Radiation has not produced the marked drop in the percentage of success that chemotherapy causes. While no explanation for this is apparent it seems that radiation does not have quite the same effect on how Cantron acts on the oxidation-reduction ladder as does chemotherapy. Surgery appears to have no real adverse effect on the ability of Cantron to work on cancerous cells. The only problem with surgery is that any time the body suffers a major wound, it is asked to perform a substantial amount of work to recover.
However, having said all this, it is Imperative to keep one thought firmly in mind! Cantron takes time to work. As I noted above 7 to 9 weeks is typical and some cases take up to 3 months to see a response. If a patient has only a few days or weeks to live, Cantron may not have time to be effective. In such cases the object is to buy time. If chemotherapy will give the patient an extra month or two, by all means it should be taken. These precious weeks can then be used to give Cantron a chance to work. Granted, the use of the chemotherapy may reduce the effectiveness of Cantron, but it is far better to reduce its effectiveness than suffer certain death!

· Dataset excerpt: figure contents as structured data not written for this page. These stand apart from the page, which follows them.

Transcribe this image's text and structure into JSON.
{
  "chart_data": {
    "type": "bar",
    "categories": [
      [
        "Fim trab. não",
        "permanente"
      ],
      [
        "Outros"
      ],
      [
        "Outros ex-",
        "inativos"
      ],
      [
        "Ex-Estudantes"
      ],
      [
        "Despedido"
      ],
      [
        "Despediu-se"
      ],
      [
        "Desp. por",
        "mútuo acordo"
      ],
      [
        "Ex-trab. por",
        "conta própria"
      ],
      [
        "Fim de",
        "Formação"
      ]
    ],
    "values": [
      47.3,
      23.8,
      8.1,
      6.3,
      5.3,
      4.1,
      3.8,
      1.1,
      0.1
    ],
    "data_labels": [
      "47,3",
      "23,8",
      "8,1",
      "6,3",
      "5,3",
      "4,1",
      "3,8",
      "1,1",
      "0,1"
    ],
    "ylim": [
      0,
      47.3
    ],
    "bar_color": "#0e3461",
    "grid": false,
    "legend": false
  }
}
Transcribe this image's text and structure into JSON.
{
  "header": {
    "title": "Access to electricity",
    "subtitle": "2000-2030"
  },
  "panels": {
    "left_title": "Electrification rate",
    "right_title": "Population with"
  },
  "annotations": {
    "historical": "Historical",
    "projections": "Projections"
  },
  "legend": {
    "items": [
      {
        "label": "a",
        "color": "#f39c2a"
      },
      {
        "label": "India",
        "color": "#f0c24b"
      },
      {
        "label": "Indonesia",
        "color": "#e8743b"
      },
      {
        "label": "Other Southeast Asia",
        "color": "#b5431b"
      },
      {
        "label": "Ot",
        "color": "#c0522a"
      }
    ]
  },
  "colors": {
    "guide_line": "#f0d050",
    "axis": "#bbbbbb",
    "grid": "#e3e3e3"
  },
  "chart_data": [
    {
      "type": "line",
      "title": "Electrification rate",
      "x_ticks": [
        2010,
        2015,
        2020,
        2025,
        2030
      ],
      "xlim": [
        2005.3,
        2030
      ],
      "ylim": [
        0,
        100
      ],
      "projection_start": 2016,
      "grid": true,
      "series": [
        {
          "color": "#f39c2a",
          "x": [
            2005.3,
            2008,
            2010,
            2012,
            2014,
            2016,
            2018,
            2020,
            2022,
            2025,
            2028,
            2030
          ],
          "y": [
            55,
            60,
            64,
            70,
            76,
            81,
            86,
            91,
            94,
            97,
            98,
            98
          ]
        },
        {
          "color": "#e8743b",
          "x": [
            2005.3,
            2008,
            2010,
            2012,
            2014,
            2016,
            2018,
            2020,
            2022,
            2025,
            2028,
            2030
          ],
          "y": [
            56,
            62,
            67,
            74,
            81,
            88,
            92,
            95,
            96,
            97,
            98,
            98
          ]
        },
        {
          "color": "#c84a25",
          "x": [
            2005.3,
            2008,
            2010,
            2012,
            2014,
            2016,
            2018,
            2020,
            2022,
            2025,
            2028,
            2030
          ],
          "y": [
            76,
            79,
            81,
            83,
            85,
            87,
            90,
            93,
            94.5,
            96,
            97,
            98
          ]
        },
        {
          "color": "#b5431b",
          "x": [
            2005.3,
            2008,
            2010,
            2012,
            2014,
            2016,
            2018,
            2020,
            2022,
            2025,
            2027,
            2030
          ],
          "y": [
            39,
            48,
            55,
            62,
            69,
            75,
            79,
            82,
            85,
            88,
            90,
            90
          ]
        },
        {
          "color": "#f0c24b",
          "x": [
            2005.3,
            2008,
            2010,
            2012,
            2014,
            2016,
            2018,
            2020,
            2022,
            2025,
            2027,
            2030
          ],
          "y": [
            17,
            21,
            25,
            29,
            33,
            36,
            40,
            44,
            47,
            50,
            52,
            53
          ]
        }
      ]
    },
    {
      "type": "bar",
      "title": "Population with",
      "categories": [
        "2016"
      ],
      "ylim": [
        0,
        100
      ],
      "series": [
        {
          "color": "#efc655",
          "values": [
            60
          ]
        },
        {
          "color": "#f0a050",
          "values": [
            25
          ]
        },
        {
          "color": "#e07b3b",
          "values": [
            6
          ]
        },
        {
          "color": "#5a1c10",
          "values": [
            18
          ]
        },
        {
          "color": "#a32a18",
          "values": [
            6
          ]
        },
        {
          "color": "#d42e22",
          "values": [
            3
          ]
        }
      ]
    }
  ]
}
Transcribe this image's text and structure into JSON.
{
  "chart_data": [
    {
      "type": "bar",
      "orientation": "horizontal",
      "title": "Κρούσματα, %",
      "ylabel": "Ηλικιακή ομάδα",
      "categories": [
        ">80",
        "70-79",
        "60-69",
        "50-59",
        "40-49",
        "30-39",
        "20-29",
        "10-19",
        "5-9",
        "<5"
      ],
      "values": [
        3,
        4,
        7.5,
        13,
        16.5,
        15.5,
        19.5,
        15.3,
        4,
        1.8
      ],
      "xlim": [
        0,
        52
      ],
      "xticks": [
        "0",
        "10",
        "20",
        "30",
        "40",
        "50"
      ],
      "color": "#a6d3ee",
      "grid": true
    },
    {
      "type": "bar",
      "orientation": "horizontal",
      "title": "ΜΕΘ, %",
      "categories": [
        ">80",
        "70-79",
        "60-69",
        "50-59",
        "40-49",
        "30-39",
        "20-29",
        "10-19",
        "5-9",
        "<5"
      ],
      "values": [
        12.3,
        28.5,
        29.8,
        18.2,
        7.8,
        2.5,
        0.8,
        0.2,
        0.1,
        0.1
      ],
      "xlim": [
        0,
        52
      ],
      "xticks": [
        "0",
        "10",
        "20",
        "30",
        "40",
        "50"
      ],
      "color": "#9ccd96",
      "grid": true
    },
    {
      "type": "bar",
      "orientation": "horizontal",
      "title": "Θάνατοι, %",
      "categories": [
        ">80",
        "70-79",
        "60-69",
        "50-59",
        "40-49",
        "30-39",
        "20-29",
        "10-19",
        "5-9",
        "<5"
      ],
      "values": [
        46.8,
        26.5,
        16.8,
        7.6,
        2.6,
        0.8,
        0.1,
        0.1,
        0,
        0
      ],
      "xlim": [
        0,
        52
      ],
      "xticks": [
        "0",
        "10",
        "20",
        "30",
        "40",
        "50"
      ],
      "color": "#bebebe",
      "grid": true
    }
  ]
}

6) What If the doctor wants the patient to go back on chemotherapy after the Cantron seems to be working?
There is a tendency on the part of physicians to want to press patients who are doing well on Cantron to take chemotherapy again to “kill off the last of the cancer.” This decision belongs to the patient. One question should be asked about chemotherapy, however: Should a material, known to be toxic, be taken into the body unless extreme emergency conditions are faced. As mentioned above, chemotherapy has a use where there is no time left for a non-toxic material.